Los abogados de Brian Kelly dijeron a LSU en una carta que la afirmación de la escuela de que no había “despedido formalmente” a Kelly como entrenador de fútbol hacía “casi imposible que Kelly encontrara otro trabajo como entrenador”.
Según una carta enviada el 18 de noviembre al director atlético de LSU, Verge Ausberry, y al miembro de la junta directiva, John H. Carmouche, Kelly afirma que “se reserva todos los derechos de reclamar todos los daños y perjuicios en la mayor medida permitida por la ley” por interferir con cualquier posible solicitante de empleo.
“Como saben, no hay absolutamente ninguna base para la posición inventada de LSU de que el entrenador Kelly no fue despedido o que hubo una razón para su despido”, se lee en la carta, obtenida por ESPN. “La conducta de LSU, incluida su falta de reconocimiento de que el entrenador Kelly fue despedido sin causa y las acusaciones sin fundamento de mala conducta por parte del entrenador Kelly, hicieron casi imposible que el entrenador Kelly obtuviera otro empleo relacionado con el fútbol.
“La conducta de LSU continúa perjudicando al entrenador Kelly, particularmente durante este período crítico de empleo”.
LSU declinó hacer comentarios porque es parte de un problema legal en curso.
La junta directiva de LSU votó el viernes para permitir que el nuevo presidente Wade Rousse rescinda formalmente el contrato de trabajo de Kelly. La junta directiva no indicó si el despido sería con o sin causa.

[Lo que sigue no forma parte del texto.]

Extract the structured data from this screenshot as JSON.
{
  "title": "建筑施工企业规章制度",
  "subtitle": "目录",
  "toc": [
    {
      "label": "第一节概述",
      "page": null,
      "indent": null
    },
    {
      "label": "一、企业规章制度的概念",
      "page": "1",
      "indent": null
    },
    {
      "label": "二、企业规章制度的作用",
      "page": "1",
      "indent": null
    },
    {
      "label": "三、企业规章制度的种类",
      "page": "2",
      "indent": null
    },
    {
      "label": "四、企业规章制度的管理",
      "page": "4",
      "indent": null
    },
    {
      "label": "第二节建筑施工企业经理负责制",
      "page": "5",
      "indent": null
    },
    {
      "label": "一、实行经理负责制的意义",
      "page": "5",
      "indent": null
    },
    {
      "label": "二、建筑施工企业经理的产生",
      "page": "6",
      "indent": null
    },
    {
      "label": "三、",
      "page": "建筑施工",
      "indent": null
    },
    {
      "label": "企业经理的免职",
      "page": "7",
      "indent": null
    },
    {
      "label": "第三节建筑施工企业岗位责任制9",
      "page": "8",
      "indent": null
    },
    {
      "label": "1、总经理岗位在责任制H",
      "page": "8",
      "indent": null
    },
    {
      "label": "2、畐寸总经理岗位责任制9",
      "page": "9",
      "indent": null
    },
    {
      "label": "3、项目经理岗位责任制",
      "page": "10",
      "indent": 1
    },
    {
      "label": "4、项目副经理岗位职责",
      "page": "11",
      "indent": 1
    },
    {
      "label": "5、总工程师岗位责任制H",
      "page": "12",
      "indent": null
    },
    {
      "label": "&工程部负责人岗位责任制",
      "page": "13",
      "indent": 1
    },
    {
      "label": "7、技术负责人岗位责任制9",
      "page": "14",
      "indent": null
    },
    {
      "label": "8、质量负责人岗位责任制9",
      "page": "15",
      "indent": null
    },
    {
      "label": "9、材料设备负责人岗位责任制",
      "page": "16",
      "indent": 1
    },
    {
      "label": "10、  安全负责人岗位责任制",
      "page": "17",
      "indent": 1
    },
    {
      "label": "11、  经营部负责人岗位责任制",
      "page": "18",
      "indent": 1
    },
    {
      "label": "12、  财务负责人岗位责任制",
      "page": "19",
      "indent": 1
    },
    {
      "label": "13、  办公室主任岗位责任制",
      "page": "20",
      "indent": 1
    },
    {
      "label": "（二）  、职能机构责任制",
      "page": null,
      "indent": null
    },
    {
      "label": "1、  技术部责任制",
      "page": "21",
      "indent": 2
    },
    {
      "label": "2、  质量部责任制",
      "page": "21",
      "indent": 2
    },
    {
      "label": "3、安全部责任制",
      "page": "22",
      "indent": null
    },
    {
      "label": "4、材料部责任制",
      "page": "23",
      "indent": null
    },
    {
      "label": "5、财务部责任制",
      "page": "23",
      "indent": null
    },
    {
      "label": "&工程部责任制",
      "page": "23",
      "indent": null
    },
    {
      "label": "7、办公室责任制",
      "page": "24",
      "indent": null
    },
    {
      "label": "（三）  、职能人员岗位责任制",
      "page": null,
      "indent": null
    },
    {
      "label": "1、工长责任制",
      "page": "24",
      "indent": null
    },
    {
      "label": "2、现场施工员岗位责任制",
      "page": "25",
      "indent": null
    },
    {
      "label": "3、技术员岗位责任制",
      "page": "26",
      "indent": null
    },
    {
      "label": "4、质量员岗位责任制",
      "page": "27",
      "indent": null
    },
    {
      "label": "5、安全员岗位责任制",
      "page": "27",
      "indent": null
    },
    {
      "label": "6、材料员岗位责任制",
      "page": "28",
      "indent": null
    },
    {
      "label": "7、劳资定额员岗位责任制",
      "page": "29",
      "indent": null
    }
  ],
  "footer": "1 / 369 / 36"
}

Kelly, de 64 años, fue inicialmente relevado de sus funciones el 26 de octubre, un día después de una derrota por 49-25 ante Texas A&M que dejó a los Tigres empatados 5-3. El colegio explicó en declaraciones públicas en su momento que el despido estaba relacionado con el rendimiento.
Según documentos presentados por Kelly, la escuela dijo a sus funcionarios en noviembre que el entonces director deportivo Scott Woodward no tenía la autoridad para despedir a Kelly. Luego, la escuela dijo que tenía motivos para despedir a Kelly “con causa”, lo que afectaría el pago de su contrato, que es de aproximadamente 54 millones de dólares.
En respuesta, Kelly presentó una moción de sentencia declaratoria en el 19º Circuito Judicial de East Baton Rouge Parish (Luisiana), solicitando a un juez que declarara que Kelly fue despedida el 26 de octubre sin causa.
En una carta separada, esta fechada el 19 de noviembre y obtenida por ESPN, los abogados de Kelly dicen que Carmouche les dijo que Carmouche “expresó esperanza” de que aceptarían enviar una confirmación por escrito del despido de Kelly sin causa, pero sólo después de reunirse con el miembro de la junta y Rousse.
La carta decía que Carmouche le pidió a Kelly que retirara la moción de sentencia declarativa.
La carta del 19 de noviembre también decía que Kelly no retiraría su moción de sentencia declaratoria hasta que “reciba una confirmación por escrito” firmada por el presidente de la junta Scott Ballard, Ausberry y Rousse de que “que su despido fue sin causa” y que LSU “cumplirá con su obligación contractual de pagarle al entrenador Kelly la indemnización total por daños y perjuicios”.
Los abogados de Kelly dicen que las batallas legales y la confusión han dificultado que Kelly busque puestos vacantes como entrenador en el fútbol universitario. Actualmente hay nueve vacantes en conferencias de poder, y se abrirán más cuando comience el carrusel de entrenadores después de que finalice la temporada regular este fin de semana.
Kelly llegó a LSU procedente de Notre Dame en 2022 y tuvo marca de 34-14 en general. Anteriormente entrenó a Cincinnati, Central Michigan y Grand Valley State (Michigan), donde ganó dos títulos nacionales de la División II.
Mark Schlabach de ESPN contribuyó a este informe.